Cross Multiplication Calculator

Solve proportions using cross multiplication: a/b = c/d. Find the unknown variable step-by-step.

Enter Proportion Values

Enter three known values. The unknown will be calculated.

3 4
=
6 ?

Result

Unknown Value
8
d = 8
a3
b4
c6
d8
Cross Product (a*d)24
Cross Product (b*c)24

Step-by-Step Solution

a/b = c/d => a*d = b*c

Understanding Cross Multiplication

Cross multiplication is a fundamental algebraic technique used to solve proportions -- equations that state two ratios are equal. Given a proportion a/b = c/d, cross multiplication transforms it into a*d = b*c, eliminating fractions and making it easy to solve for any unknown variable.

This method works because if two fractions are equal, their cross products must also be equal. It is one of the most frequently used techniques in algebra, geometry, chemistry (stoichiometry), physics, and everyday problem-solving involving rates, ratios, and scaling.

Cross Multiplication Formulas

Basic Cross Multiplication

If a/b = c/d, then cross multiplying gives:

a * d = b * c

Solve for a

Given b, c, and d, find a:

a = (b * c) / d

Solve for b

Given a, c, and d, find b:

b = (a * d) / c

Solve for c

Given a, b, and d, find c:

c = (a * d) / b

Solve for d

Given a, b, and c, find d:

d = (b * c) / a

Verification

After solving, verify by checking:

a/b = c/d (both sides equal)

How Cross Multiplication Works

Step-by-Step Process

  1. Write the proportion as a/b = c/d, identifying the unknown variable.
  2. Cross multiply: multiply the numerator of each fraction by the denominator of the other fraction.
  3. Set the two cross products equal: a*d = b*c.
  4. Isolate the unknown by dividing both sides by the coefficient of the unknown.
  5. Verify by substituting back into the original proportion.

Example Problem

Solve: 3/4 = x/12. Cross multiply: 3 * 12 = 4 * x, giving 36 = 4x.
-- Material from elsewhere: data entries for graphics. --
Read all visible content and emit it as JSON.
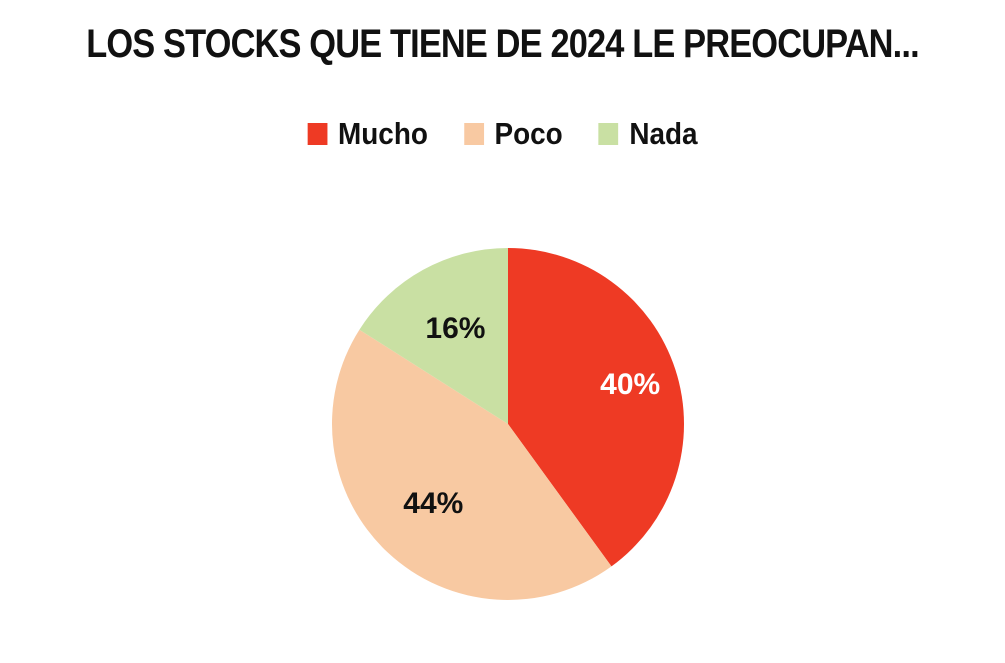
{
  "chart_data": {
    "type": "pie",
    "title": "LOS STOCKS QUE TIENE DE 2024 LE PREOCUPAN...",
    "legend_position": "top",
    "slices": [
      {
        "name": "Mucho",
        "value": 40,
        "label": "40%",
        "color": "#ee3a24",
        "label_color": "#ffffff"
      },
      {
        "name": "Poco",
        "value": 44,
        "label": "44%",
        "color": "#f8c9a2",
        "label_color": "#111111"
      },
      {
        "name": "Nada",
        "value": 16,
        "label": "16%",
        "color": "#c9e0a3",
        "label_color": "#111111"
      }
    ]
  }
}
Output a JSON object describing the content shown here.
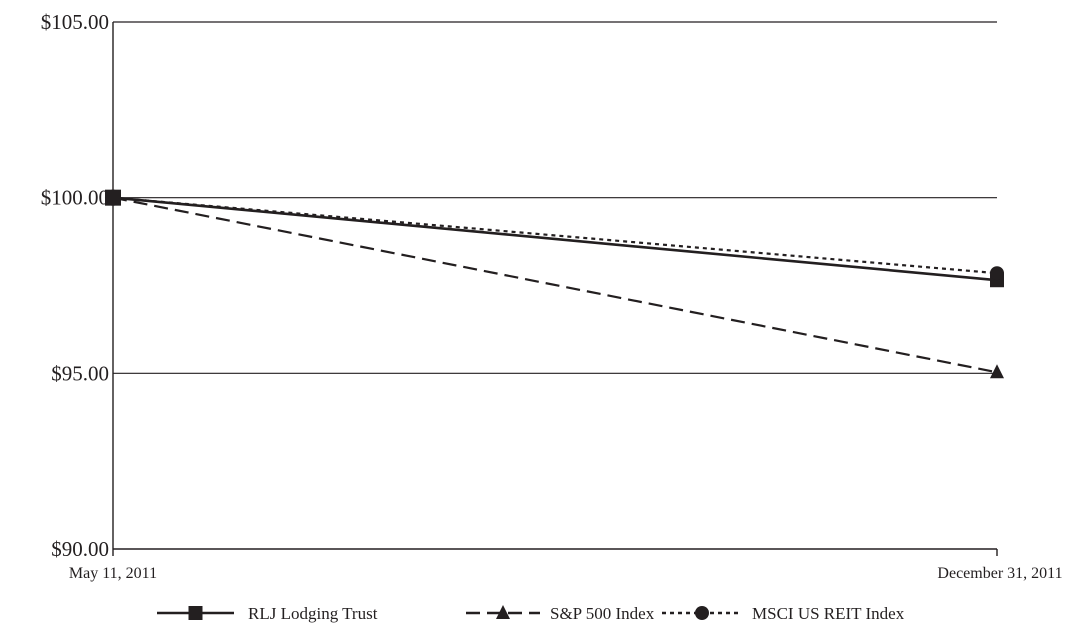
{
  "chart_data": {
    "type": "line",
    "title": "",
    "xlabel": "",
    "ylabel": "",
    "categories": [
      "May 11, 2011",
      "December 31, 2011"
    ],
    "ylim": [
      90,
      105
    ],
    "yticks": [
      {
        "value": 90,
        "label": "$90.00"
      },
      {
        "value": 95,
        "label": "$95.00"
      },
      {
        "value": 100,
        "label": "$100.00"
      },
      {
        "value": 105,
        "label": "$105.00"
      }
    ],
    "grid": "horizontal",
    "legend_position": "bottom",
    "series": [
      {
        "name": "RLJ Lodging Trust",
        "values": [
          100.0,
          97.65
        ],
        "line_style": "solid",
        "marker": "square",
        "color": "#231f20"
      },
      {
        "name": "S&P 500 Index",
        "values": [
          100.0,
          95.03
        ],
        "line_style": "dashed",
        "marker": "triangle",
        "color": "#231f20"
      },
      {
        "name": "MSCI US REIT Index",
        "values": [
          100.0,
          97.85
        ],
        "line_style": "dotted",
        "marker": "circle",
        "color": "#231f20"
      }
    ]
  }
}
Divide both sides by 4: x = 9. Verify: 3/4 = 9/12 = 0.75. Both sides are equal, confirming x = 9.

Practical Applications

Cross multiplication is used in countless real-world situations. Map reading (scale ratios), recipe scaling, unit conversions, similar triangles in geometry, mixture problems in chemistry, and financial calculations (exchange rates, interest proportions) all rely on proportional reasoning and cross multiplication.

Common Mistakes to Avoid

  • Make sure you cross multiply correctly: numerator of one side times denominator of the other.
  • Check that the denominator is not zero before dividing.
  • Ensure units are consistent on both sides of the proportion.
  • Do not confuse cross multiplication with simple multiplication of fractions.
  • Always verify your answer by substituting back into the original proportion.

Why Cross Multiplication Works

The mathematical proof is straightforward. Starting with a/b = c/d, multiply both sides by b*d: (a/b)*b*d = (c/d)*b*d. Simplifying gives a*d = b*c. This algebraic manipulation is valid as long as b and d are non-zero, which is required since they are denominators of fractions.